According to documents filed recently at the Companies Registration Office, Acorn’s reinsurers have decided to not continue to finance new business. The directors of the company said in the accounts that following this decision it will be “difficult” to maintain new business growth and a new business plan will be necessary.
“Our reinsurer, in the context of its own circumstances, has decided not to continue to finance future new business and existing finance outstanding will be repaid in accordance with the terms of our agreement.”
According to the accounts gross premiums written in 2002 were €74.9 million, up from €66.3m in 2001, while operating profit nearly doubled from €981,000 in 2001 to €1.79m.
New business premiums were ahead with annual premium totalling €22.6m in 2002 with single premium coming to €15.2m
“New business performing of the company has been strong for the fifth year in a row, although this was in part due to the Government’s SSIA scheme. Partly reflecting this, 2003 has started slowly and the extra compliance rules being introduced will make sales growth more difficult,” the directors added in their report.

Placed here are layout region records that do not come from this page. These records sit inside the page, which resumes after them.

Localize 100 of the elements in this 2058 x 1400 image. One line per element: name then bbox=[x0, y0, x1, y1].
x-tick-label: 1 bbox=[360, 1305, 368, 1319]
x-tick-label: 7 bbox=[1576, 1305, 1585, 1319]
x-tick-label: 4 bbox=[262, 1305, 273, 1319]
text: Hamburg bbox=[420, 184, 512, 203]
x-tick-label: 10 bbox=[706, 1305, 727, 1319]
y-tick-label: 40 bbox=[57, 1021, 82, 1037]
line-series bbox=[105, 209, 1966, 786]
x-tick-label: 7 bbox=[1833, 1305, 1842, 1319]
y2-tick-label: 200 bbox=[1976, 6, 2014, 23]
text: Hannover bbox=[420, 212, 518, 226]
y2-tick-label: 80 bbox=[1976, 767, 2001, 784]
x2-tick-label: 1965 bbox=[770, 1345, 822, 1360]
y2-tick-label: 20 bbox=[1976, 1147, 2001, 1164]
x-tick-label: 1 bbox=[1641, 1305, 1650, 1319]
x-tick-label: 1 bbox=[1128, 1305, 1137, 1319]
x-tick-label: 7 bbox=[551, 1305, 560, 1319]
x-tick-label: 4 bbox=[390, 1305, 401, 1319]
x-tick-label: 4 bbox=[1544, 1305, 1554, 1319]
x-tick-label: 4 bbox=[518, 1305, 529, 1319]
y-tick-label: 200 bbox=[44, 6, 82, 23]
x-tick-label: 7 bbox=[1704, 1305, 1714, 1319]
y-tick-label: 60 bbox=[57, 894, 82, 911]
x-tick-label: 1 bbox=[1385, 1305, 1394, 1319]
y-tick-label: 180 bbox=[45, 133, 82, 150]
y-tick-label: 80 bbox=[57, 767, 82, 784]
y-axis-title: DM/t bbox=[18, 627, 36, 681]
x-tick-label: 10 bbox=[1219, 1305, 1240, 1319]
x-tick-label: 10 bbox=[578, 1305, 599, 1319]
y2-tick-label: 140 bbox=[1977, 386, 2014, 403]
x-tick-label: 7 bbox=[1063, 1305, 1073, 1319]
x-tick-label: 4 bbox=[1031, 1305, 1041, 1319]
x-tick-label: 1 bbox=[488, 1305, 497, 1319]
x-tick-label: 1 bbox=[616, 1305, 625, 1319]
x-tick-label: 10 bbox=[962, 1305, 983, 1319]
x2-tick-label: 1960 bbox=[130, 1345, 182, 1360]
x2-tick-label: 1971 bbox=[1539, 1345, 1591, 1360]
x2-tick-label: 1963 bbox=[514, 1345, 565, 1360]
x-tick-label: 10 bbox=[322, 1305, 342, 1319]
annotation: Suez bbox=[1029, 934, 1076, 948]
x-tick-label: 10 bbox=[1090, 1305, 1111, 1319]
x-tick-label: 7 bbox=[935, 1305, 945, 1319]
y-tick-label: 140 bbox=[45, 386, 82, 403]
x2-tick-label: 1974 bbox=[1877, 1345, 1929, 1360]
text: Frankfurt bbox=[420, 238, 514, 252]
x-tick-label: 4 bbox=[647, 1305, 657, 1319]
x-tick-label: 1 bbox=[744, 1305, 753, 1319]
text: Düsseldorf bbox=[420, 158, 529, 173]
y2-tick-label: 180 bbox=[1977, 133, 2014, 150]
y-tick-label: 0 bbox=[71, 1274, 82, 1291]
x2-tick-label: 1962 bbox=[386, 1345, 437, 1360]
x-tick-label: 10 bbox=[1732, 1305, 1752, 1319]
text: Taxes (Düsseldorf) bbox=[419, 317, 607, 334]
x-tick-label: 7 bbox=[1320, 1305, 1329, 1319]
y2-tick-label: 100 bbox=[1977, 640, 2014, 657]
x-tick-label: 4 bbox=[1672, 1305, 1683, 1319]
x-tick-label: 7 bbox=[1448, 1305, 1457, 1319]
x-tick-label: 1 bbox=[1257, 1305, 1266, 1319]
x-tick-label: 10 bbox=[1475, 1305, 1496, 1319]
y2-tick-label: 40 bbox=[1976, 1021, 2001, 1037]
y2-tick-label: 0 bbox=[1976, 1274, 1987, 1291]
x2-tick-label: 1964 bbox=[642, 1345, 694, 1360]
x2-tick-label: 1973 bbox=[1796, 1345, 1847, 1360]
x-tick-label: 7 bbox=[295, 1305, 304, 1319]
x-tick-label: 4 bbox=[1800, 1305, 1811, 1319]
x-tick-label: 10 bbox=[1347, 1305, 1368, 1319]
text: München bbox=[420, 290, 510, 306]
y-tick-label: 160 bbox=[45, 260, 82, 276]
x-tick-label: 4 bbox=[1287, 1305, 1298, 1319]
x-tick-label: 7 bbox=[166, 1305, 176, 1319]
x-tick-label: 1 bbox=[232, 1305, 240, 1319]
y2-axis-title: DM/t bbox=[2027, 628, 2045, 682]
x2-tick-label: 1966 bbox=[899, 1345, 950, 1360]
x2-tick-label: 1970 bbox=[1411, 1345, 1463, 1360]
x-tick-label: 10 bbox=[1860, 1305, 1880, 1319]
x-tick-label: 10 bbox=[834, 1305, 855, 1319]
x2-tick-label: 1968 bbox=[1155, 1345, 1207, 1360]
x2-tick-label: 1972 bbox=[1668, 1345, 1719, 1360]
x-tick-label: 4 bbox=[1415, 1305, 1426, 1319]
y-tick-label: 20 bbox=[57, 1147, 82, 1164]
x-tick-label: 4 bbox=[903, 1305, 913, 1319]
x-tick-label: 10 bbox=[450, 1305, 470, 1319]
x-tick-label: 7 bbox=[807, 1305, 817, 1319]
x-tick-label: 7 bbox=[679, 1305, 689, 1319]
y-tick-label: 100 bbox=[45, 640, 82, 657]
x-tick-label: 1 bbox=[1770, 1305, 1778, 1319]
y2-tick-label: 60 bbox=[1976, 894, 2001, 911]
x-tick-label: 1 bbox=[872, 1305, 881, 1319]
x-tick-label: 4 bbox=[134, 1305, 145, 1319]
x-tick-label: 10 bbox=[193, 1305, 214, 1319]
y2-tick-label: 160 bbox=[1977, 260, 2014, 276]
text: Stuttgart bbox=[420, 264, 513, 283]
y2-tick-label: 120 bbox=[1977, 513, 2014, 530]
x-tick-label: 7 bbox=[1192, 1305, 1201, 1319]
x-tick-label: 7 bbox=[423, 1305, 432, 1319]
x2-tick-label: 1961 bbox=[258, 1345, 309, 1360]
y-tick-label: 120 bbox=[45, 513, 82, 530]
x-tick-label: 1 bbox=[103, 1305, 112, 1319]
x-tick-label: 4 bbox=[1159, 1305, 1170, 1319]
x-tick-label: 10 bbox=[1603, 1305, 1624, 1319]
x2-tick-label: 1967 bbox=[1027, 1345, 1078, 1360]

The documents show that Acorn Life has assets of well over €200 million.
The company also expanded its workforce with 102 staff employed from 87 a year earlier. As a result its wages and salary bill came to €4.99m, equivalent to an average annual salary per employee of €48,000.
The company’s employee pension fund has a deficit of €1.35m at the end of 2002. The Galway-based company’s directors also saw their pay rise, taking home salaries of €669,000 from €636,000 in 2001.
Acorn Life’s directors also received emoluments of €72,000 and pension contributions of €33,000. The directors are listed as Jonathan Gould, Patrick Byrne, Gerry O’Connell and John Gibson.
Acorn Life was founded in the 1980’s and partly owned by a New Zealand insurance firm but was taken over by its management. Mr O’Connell is the largest shareholder according to its accounts.